Arguably, that is what the pro-independence campaign has often relied upon, the Braveheart moment when the Scots will finally cry "freedom", while the "antis" often stand accused of pushing scare stories about the bleak future facing Scotland if it goes it alone in the big wide world.
Recently appointed Liberal Democrat Scottish Secretary Alistair Carmichael has recognised the importance of emotion in the debate, telling Total Politics magazine that, as a young man he "did have a lot of the emotional pull that nationalists rely on".
No TV debate
And he added: "We [the anti campaign] are going to have to have more passion. I don't make a secret of that, and that's been an important part of the way I've done the job, or I've aimed to do the job.

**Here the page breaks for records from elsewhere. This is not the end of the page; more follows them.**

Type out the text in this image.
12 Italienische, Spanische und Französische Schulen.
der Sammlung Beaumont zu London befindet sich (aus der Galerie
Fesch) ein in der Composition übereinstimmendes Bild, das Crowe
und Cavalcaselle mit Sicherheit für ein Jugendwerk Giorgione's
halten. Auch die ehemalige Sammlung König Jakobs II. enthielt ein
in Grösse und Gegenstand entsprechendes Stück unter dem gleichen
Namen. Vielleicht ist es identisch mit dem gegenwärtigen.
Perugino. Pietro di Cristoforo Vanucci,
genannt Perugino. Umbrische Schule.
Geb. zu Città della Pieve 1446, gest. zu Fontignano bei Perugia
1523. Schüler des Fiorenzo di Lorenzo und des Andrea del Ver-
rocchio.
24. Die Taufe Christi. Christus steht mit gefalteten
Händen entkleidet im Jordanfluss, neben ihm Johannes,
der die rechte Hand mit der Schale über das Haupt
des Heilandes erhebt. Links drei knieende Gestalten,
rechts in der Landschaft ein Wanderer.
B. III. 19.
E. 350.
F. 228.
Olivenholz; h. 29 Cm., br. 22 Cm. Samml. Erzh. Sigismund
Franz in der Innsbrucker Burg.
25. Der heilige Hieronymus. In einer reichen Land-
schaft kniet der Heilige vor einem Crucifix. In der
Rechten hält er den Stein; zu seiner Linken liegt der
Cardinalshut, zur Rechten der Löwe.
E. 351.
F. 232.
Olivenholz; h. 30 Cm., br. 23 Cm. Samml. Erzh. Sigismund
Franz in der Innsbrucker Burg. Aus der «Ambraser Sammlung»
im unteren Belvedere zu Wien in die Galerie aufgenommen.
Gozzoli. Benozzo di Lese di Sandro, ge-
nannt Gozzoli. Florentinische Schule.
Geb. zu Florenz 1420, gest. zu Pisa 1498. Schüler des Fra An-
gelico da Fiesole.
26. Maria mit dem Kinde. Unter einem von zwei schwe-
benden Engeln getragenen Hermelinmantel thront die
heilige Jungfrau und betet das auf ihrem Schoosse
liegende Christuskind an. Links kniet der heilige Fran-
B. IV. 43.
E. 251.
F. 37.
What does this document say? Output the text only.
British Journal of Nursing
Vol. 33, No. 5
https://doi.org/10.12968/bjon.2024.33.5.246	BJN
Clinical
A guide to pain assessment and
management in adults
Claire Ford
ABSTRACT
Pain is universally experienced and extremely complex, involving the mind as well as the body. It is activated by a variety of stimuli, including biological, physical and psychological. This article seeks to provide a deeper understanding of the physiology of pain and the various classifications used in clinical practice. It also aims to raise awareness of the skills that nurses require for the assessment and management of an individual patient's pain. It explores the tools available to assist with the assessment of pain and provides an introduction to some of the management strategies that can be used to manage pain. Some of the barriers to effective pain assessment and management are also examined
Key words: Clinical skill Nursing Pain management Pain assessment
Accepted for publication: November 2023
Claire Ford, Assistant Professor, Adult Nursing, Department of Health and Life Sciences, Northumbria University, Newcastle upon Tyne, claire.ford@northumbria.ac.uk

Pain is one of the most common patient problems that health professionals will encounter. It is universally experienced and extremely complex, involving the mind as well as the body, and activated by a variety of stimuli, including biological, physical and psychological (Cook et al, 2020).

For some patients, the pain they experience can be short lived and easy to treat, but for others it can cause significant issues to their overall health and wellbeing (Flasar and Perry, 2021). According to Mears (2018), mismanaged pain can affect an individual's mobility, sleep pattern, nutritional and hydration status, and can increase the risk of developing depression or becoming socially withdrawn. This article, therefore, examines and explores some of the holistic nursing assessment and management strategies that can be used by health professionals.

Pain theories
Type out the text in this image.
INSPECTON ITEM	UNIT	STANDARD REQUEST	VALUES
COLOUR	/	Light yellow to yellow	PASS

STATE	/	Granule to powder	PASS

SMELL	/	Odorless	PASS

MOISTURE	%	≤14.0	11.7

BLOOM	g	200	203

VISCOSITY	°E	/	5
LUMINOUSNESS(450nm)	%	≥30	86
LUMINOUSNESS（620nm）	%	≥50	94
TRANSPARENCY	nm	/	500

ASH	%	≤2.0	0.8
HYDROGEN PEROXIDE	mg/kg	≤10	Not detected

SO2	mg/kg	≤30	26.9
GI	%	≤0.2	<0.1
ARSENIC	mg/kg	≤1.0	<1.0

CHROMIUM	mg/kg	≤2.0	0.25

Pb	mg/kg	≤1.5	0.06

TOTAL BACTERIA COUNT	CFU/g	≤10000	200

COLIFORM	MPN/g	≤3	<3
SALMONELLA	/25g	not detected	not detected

"There's a narrative about being Scottish and British which is compelling - you saw that last year at the Olympic Games with Scottish athletes like Katherine Grainger, Chris Hoy and Andy Murray going in as part of a British team and winning gold medals. It reminded people what it means to be British and Scottish."
One of those deeply-held emotions in Scotland is anti-Tory, a view that was hardened when prime minister Margaret Thatcher launched the poll tax north of the border in 1989 before trying it in the rest of the country.
David Cameron is well aware of the sentiment, that is why he will not agree to a TV debate with Salmond, and will be keeping his role in the "no" campaign to a minimum, happy to leave the "Better Together" group in the safe hands of Labour's former chancellor Alistair Darling.
But there is also, needless to say, an anti-English sentiment among some Scots although no one will want to talk about it in this campaign and it may well not be strong or widespread enough to prove decisive, but mutterings about Bannockburn will be heard.
The polls have proved consistent - that Scotland will vote to stay within the Union by around 60% to 40%. But, according to the latest survey for the Scotsman newspaper, that lead would shrink from 55% to 45% if no extra powers for the Scottish parliament were promised in the event of a "no" vote.
And that suggests that this fight has plenty of life in it and will see that "passionate" emotional campaigning reaching new heights.